Lo que me resultó más difícil, fue soportar la frustración de no saber cuándo volver. Si desde el principio me hubieran dicho que me quedaba un mes, hubiera estado mucho más tranquilo.

Lo que más me gustó -más allá de los paisajes- fue la experiencia y el hecho de poder conocer este sitio al que tenía ganas de ir desde hacía  tiempo. También la gente, conocer lo que hacían y la pasión que le ponen.

El libro da la sensación de que fuera un viaje al espacio. . .

Sí, totalmente. De hecho cuando volví y charlaba con el psicólogo (que entrevista previamente a los que viajan) me decía que la persona que va a la Antártida se tiene que dar cuenta que es como entrar a un armario, cerrar con llave y tirar la llave afuera. Hay una cuestión de encierro a la que nosotros no estamos acostumbrados y por eso se puede hacer una analogía con el espacio.

En especial en invierno, cuando las condiciones son muchísimo más agrestes y no hay chances de entrar ni de salir, se vive el aislamiento.

Es cierto que hay una comunicación con el afuera, pero el afuera -si bien geográficamente está mucho más cercano que quienes viajan al espacio- conceptualmente está tan lejano como el mundo para un astronauta, porque hay una barrera infranqueable que es ese mar de hielo que se endurece y que no se puede atravesar.

El tiempo asienta determinados recuerdos o imágenes ¿Cuáles son en tu caso?

Los paisajes: caminar por ahí con la nieve hasta las rodillas y subir a una especie de monte, mirar y ver el mar totalmente azul, de un azul intenso, lapislázuli y ver unos pequeños bloques de hielo detenidos, pese al viento impresionante que nos movía a nosotros.  Son postales que recogí y que quedan en la mente.

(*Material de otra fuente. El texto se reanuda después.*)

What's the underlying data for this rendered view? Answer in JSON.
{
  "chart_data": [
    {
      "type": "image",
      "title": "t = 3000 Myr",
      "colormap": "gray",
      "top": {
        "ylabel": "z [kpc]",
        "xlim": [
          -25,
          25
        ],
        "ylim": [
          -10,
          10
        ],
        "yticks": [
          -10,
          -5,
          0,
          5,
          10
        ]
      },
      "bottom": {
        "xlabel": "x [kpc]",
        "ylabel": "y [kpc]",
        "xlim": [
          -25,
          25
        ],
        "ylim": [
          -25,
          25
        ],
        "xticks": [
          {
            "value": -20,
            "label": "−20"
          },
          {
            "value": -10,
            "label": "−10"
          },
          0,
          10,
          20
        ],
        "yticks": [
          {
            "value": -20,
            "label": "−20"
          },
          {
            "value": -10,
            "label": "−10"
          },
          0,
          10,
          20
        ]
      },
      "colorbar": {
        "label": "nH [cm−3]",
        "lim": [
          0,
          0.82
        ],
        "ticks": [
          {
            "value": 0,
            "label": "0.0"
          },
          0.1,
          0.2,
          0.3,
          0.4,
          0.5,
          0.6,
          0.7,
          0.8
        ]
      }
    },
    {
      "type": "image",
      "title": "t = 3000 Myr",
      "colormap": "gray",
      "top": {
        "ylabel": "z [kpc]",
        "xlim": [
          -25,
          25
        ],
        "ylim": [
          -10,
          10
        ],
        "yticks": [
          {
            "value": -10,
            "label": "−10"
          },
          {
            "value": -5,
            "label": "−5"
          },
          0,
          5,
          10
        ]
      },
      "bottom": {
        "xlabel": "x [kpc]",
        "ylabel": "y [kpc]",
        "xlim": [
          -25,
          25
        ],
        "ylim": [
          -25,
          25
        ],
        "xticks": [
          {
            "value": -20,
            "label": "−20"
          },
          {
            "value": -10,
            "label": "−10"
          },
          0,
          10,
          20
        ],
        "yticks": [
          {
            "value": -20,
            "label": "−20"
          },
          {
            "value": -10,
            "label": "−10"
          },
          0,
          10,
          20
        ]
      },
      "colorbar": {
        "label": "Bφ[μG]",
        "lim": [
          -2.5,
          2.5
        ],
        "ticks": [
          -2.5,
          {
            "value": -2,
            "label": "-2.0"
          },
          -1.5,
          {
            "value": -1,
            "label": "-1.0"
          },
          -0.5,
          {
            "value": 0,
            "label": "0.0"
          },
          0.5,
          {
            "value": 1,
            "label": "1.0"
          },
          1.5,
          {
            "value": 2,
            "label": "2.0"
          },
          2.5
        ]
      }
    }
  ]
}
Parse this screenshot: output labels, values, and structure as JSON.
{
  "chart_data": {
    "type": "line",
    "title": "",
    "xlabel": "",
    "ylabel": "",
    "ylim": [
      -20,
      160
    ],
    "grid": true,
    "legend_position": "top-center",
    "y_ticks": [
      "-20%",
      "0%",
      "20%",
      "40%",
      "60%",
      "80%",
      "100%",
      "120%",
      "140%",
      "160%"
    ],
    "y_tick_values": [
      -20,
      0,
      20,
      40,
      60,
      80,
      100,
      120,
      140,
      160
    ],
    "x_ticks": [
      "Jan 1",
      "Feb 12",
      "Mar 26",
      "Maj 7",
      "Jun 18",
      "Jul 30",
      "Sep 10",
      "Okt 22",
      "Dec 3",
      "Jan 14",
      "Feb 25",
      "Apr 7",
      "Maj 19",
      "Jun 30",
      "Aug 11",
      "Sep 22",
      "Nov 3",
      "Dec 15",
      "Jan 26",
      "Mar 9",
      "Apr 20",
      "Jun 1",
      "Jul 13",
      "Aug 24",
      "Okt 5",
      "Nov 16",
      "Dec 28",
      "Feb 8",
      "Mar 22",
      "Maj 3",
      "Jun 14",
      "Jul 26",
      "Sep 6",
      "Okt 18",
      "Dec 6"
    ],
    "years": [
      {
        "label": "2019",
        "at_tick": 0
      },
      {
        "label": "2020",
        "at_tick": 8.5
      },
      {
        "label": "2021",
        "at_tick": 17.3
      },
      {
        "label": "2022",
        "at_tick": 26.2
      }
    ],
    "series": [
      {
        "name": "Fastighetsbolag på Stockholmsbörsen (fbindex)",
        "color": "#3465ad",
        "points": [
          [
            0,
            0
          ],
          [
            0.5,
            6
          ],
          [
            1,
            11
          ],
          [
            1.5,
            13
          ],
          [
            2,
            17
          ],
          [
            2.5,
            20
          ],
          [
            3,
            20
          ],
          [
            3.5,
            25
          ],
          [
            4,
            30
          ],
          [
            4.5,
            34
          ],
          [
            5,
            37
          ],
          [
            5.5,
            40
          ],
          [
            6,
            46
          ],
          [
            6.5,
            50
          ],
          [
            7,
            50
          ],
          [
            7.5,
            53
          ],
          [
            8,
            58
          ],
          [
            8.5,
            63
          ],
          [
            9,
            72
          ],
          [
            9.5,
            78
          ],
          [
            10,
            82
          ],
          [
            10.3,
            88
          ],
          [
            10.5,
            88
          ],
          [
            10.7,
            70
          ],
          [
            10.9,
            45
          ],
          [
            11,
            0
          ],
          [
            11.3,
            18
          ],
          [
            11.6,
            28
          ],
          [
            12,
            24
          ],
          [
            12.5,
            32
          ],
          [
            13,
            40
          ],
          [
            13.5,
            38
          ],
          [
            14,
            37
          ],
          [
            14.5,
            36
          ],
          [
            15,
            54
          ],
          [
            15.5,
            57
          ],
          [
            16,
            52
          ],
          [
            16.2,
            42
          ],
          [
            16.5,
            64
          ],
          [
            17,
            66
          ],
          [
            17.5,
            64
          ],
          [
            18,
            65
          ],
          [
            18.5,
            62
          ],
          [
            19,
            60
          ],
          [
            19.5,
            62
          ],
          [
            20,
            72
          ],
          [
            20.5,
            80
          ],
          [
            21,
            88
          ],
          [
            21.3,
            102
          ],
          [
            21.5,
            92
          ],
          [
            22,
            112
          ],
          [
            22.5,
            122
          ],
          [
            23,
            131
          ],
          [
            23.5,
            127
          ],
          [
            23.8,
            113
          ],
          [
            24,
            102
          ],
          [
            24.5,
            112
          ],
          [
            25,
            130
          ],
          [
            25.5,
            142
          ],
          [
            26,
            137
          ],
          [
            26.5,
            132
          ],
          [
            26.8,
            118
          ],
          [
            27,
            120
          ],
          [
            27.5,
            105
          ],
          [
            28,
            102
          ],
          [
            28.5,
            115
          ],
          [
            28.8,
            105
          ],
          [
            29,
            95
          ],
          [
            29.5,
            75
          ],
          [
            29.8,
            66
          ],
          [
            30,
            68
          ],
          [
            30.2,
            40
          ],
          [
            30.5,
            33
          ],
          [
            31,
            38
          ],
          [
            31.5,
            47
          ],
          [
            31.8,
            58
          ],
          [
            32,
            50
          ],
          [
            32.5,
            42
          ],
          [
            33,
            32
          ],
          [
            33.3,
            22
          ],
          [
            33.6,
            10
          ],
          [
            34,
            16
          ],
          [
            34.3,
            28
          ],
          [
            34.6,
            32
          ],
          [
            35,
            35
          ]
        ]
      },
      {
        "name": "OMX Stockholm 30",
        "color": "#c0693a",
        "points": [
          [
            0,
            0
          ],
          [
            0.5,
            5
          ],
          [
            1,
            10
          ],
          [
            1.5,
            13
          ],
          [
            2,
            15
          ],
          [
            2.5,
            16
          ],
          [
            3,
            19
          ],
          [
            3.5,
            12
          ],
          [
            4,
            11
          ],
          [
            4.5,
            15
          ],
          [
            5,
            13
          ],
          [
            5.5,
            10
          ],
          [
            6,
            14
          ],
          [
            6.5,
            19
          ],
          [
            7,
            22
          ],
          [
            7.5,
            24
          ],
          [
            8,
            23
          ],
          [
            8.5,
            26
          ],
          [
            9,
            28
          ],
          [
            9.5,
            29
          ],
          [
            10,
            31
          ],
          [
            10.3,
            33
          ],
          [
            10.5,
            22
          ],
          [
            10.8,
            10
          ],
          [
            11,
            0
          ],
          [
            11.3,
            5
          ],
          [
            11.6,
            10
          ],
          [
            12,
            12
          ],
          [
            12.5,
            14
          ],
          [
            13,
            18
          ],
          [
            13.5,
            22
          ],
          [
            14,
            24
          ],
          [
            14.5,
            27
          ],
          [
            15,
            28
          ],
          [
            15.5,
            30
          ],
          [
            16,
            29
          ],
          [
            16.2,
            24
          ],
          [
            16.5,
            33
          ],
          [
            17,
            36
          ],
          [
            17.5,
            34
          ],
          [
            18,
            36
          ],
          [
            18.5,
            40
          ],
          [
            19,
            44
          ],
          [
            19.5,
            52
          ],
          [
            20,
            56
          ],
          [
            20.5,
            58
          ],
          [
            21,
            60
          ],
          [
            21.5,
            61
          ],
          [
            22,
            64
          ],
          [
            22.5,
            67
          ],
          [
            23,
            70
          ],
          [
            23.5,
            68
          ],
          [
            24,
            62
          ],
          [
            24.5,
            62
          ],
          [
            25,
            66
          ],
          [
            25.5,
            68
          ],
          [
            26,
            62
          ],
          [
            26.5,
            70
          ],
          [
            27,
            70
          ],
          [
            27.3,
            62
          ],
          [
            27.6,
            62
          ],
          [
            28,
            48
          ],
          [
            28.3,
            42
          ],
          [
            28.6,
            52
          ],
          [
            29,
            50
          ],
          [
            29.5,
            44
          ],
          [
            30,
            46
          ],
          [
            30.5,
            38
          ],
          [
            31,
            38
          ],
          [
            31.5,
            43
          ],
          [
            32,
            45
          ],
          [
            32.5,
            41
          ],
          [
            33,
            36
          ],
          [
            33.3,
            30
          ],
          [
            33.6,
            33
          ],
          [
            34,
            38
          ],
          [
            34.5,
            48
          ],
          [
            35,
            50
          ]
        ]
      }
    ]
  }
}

¿Qué cambió en vos después de esa experiencia?

Cambió mucho más de lo que pensé. Por ejemplo, hace poco me di cuenta que desde que volví de la Antártida, tardo menos de un minuto y medio en bañarme.

Tiene que ver con que allá  el agua no solamente es un recurso que se agota -si bien la Antártida es el reservorio de agua dulce más importante del mundo- sino de que hay una persona con nombre y apellido que se encarga de proveértela para que vos te bañes.

¡No podés estar diez minutos en la ducha! También conseguí un aprecio distinto hacia a la naturaleza. En la ciudad uno no está tan acostumbrado a que la naturaleza te imponga cosas. Quizá sí en el caso de la muerte de un amigo o un familiar. Pero en la Antártida eso pasa todo el tiempo, es una imposición.

En la ciudad se buscan alternativas para realizar algo que queremos hacer y frente a lo cual surgen obstáculos. Allá, si no se puede hacer algo, no se puede. Y es definitivo.

¿Volverías?

¡Sí! ¡Me encantaría! Quizá a alguna otra base, la Argentina tiene muchas y es muy distinto el trabajo que se hace en cada una de ellas. En algunas hay familias enteras, con chicos inclusive. No sé si me quedaría un año, para eso hay que ser que ser una persona muy especial.